- Checking accounts provide a place for people to temporarily stow money that they intend to use within a short time. Checking accounts enable people to efficiently transfer funds to other parties. Every bank has a routing number which acts like an account number and the Federal Reserve uses the routing number to direct deposits to a particular bank. Once a bank receives a deposit, it uses the account number to assign funds to a particular account.
- Accountholders can access their funds by using checks. Payees can cash or deposit checks. Customers can also access funds through debit cards that allow account holders to make withdrawals at automated teller machines. Banks mail monthly statements that list all deposit and withdrawal activity, but many customers prefer to review their accounts by using online banking services. Online bill pay enables customers to set up one-time or regular electronic payments to creditors, utility companies and other businesses.
- Cash and electronic deposits post to an account the same day they are received or on the next business day if received on Saturday or Sunday. Banks hold check deposits of $5,000 or less for two business days, although they make $100 available the day after the deposit. Check balances in excess of $5,000 are held for seven business days. Check balances in excess of $5,000 in accounts less than 30 days old are held for nine business days. Banks do not hold certified, Treasury or in-state government checks for amounts of $5,000 or less. Checks amounts above $5,000 are subject to seven-day holds. Banks may waive standard hold times for longstanding customers.

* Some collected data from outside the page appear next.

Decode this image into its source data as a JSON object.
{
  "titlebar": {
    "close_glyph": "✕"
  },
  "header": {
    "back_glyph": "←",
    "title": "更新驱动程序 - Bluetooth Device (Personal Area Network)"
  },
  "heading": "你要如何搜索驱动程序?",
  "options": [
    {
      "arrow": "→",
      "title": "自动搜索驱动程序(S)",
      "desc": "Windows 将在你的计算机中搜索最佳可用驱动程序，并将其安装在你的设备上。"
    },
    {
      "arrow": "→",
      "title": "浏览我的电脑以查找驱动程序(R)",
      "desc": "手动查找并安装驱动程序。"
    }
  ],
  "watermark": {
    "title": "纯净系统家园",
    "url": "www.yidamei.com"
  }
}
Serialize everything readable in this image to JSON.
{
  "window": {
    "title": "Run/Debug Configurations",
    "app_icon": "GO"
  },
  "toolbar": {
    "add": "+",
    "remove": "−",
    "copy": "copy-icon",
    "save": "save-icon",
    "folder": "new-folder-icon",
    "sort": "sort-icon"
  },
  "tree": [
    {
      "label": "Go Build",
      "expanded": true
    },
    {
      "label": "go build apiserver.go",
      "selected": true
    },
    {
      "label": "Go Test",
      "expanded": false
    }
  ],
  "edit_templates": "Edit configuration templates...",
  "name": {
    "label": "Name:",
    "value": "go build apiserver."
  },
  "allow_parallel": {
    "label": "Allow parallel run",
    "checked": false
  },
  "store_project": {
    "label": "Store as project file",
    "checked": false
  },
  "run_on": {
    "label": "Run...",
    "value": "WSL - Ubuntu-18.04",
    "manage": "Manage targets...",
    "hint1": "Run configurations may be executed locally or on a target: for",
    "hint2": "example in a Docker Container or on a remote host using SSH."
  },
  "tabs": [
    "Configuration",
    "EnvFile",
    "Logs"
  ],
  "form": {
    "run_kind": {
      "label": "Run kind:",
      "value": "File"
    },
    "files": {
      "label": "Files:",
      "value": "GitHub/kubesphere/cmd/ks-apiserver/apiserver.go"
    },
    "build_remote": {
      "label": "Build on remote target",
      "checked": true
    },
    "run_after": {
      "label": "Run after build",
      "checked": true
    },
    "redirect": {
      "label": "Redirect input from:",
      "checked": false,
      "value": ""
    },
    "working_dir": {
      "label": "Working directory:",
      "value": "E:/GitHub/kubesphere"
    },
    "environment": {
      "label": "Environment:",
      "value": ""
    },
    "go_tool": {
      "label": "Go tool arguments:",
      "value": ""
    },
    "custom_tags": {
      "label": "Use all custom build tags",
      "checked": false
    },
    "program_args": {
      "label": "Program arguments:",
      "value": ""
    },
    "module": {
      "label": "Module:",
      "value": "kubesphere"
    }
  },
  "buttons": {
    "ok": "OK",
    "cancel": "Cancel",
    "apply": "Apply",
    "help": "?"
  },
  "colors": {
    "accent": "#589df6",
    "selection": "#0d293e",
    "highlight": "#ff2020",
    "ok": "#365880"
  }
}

- Bank checking accounts are covered by the Federal Deposit Insurance Corp. The FDIC began providing deposit protections in 1933 and covers balances for up to $250,000 for each account owner. Checking balances are combined with savings and certificates of deposit balances at each institution towards the maximum of $250,000 per person. Accounts with two owners enjoy double the coverage. The FDIC does not aggregate balances held in deposit accounts at different institutions.
- When an accountholder loses his checkbook, he usually has to close the account because banks typically charge a stop payment fee of $30 or more to stop each check, and the stop payments only remain in effect for six months. Closing accounts often disrupts other automatic debits and credits.
Internet fraudsters often attempt to steal debit card numbers from online sites and use them for fraudulent transactions. If account holders fail to notice and don't report fraudulent transactions within 60 days, they are liable for any losses that occur.